5.5Genetics

5.5.1 The NF1 Gene

Neurofibromatosis type 1 is caused by a germline mutation in the NF1 gene on chromosome 17q11.2. The gene is autosomal dominant. Most NF1 patients are born with one intact and one defective allele from a germline mutation. When a “second hit” occurs to the intact allele in somatic cells, those cells become vulnerable to tumor growth [48]. Roughly 50% of newly diagnosed cases of NF1, however, occur in patients with no known family history of NF and are presumed new mutations [45]. An estimated 5% of individuals with NF1 have a more severe phenotype due to a complete deletion of the NF1 gene.
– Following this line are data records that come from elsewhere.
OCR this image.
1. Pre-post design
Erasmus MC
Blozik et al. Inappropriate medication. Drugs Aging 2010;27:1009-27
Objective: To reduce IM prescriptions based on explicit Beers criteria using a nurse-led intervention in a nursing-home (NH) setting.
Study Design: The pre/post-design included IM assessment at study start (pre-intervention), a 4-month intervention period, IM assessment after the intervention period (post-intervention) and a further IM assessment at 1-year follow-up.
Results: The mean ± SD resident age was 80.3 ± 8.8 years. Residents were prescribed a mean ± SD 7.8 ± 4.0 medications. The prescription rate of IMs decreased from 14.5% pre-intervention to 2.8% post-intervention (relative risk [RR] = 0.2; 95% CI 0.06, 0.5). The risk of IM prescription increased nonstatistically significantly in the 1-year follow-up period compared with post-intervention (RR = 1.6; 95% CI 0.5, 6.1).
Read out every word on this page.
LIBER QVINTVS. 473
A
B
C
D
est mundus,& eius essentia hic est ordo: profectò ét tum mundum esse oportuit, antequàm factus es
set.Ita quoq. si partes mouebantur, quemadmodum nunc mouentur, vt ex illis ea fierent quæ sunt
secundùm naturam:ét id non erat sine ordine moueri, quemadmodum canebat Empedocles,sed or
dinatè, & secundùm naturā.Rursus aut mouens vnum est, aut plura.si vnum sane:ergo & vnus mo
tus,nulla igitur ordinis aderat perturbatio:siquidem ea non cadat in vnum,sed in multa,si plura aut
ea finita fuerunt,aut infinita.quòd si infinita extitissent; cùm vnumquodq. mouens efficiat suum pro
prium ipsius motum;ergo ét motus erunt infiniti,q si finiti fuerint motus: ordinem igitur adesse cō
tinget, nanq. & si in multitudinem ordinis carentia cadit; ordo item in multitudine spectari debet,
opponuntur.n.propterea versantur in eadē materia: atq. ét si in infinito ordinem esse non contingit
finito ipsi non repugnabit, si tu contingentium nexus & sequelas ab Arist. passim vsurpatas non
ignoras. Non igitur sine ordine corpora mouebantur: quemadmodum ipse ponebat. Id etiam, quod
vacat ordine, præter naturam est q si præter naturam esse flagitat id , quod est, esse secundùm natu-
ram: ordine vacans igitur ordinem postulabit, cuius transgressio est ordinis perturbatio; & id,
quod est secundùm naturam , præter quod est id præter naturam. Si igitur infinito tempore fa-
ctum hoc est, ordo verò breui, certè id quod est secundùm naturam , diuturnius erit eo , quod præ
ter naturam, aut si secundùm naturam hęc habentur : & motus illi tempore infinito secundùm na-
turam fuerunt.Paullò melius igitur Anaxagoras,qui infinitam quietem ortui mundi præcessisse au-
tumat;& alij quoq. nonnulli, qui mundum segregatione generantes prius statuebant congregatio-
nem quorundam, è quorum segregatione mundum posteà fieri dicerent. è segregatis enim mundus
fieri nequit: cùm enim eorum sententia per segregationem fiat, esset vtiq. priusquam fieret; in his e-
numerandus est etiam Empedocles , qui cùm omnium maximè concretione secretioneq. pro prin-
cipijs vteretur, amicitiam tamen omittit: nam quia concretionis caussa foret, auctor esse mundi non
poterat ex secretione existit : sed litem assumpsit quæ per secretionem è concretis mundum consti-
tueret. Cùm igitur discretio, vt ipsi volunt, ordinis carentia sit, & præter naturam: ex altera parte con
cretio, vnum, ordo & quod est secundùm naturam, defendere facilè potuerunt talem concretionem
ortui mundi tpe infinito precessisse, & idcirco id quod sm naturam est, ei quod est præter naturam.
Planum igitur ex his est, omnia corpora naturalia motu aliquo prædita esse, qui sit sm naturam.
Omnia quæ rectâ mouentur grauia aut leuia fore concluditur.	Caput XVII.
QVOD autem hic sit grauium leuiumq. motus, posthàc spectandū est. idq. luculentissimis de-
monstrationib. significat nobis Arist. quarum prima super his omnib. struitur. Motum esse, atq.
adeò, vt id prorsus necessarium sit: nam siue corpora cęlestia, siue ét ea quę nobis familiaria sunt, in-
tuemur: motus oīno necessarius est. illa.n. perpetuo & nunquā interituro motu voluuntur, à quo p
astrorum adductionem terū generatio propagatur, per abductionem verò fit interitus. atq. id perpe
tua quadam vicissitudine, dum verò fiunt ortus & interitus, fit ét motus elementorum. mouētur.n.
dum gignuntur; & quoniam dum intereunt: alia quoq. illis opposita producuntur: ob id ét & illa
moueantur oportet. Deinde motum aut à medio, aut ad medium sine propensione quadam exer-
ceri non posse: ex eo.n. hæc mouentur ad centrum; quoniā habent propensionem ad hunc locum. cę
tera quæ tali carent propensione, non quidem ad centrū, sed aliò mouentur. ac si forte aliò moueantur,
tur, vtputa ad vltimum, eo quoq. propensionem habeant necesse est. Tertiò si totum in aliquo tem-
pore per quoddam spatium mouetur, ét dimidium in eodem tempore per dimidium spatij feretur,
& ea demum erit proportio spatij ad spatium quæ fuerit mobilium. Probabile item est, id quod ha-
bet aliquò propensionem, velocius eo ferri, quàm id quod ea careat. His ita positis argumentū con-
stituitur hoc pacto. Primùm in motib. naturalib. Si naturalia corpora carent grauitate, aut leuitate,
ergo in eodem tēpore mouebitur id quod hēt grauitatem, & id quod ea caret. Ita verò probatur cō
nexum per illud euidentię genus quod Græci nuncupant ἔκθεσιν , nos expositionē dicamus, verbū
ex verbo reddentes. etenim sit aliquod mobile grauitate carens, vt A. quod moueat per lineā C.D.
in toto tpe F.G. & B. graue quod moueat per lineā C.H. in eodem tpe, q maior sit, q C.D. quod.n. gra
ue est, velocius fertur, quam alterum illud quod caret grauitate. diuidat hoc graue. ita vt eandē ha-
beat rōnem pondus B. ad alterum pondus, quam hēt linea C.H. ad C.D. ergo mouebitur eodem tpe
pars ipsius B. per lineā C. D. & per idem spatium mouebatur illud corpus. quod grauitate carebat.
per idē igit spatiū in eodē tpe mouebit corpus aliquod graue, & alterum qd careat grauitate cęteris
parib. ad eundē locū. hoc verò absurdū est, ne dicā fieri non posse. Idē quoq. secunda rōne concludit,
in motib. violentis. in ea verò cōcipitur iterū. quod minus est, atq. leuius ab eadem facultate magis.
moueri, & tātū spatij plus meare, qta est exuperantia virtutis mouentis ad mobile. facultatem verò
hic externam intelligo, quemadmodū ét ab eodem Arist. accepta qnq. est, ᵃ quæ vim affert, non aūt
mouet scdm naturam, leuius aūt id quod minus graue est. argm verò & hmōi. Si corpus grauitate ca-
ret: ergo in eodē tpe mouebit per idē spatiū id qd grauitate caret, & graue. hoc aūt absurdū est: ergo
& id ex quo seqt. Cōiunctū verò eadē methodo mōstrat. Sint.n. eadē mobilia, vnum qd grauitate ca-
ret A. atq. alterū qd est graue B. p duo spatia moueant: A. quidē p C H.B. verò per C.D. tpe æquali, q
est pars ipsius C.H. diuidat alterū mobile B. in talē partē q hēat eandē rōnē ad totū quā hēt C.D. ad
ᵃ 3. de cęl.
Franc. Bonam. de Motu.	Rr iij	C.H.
Genetic testing is now able to detect nearly 95% of all cases. (A publicly funded posting of labs that test for NF1 is available at www.genetests.org.) The protein product of the NF1 gene is neurofibromin. This is a guanosine triphosphatase-activating protein for Ras (a component of the signal transduction pathway for cell growth initiation). It has been shown that the loss of neurofibromin leads to the unsuppressed activity of the intracellular protein Ras with increased cell growth [9]. Neurofibromin has also been suggested to play a role in the tumor suppressor gene TSC2 as well as the growth pathway mTOR [21].

5.5.2 Overlapping NF1-Like Phenotype (SPRED1)

SPRED1 is a newly discovered gene with an acquired mutation that can lead to a NF1 clinical presentation without the loss of the neurofibromin gene. The SPRED1 gene is a member of the SPROUTY/SPRED family of proteins that act as negative regulators of Ras intracellular signaling [40]. The first description of this autosomal

dominant disorder was made in 2007 in a patient with café-au-lait spots, axillary freckling, and macrocephaly [5]. A report found the SPRED1 mutation in 5% (3/61) of patients with the NF1 phenotype but with no identifiable NF1 mutation [40]. This publication underscores our incomplete understanding of the determinative biologic factors in patients who present with the constellation of clinical findings associated with NF1.

Figure 5.4 depicts a patient with a lower eyelid neurofibroma and an ispilateral sphenoid wing dysplasia but without any other characteristic findings of NF1. Genetic testing was positive for the SPRED1 mutation in this patient but negative for the NF1 gene mutation.

Summary for the Clinician

■Orbitofacial neurofibromas is an accurate term to describe the multi-focal location of these tumors in relation to the eye.

■Neurofibromas can occur as localized, plexiform, or diffuse, although the last two are more common in NF1.

■OPGs should be considered proliferating tumors and not hamartomas.

■Remission is most commonly used to describe a positive response to medical therapy.

■Recurrence of tumor describes evidence of tumor after an apparent tumor-free period.

■Progression of tumor describes growth of an existing mass.

■NF1 is caused by a mutation to the neurofibromin gene; however, the newly discovered SPRED1 mutation can cause a NF1-like phenotype without an abnormal neurofibromin gene.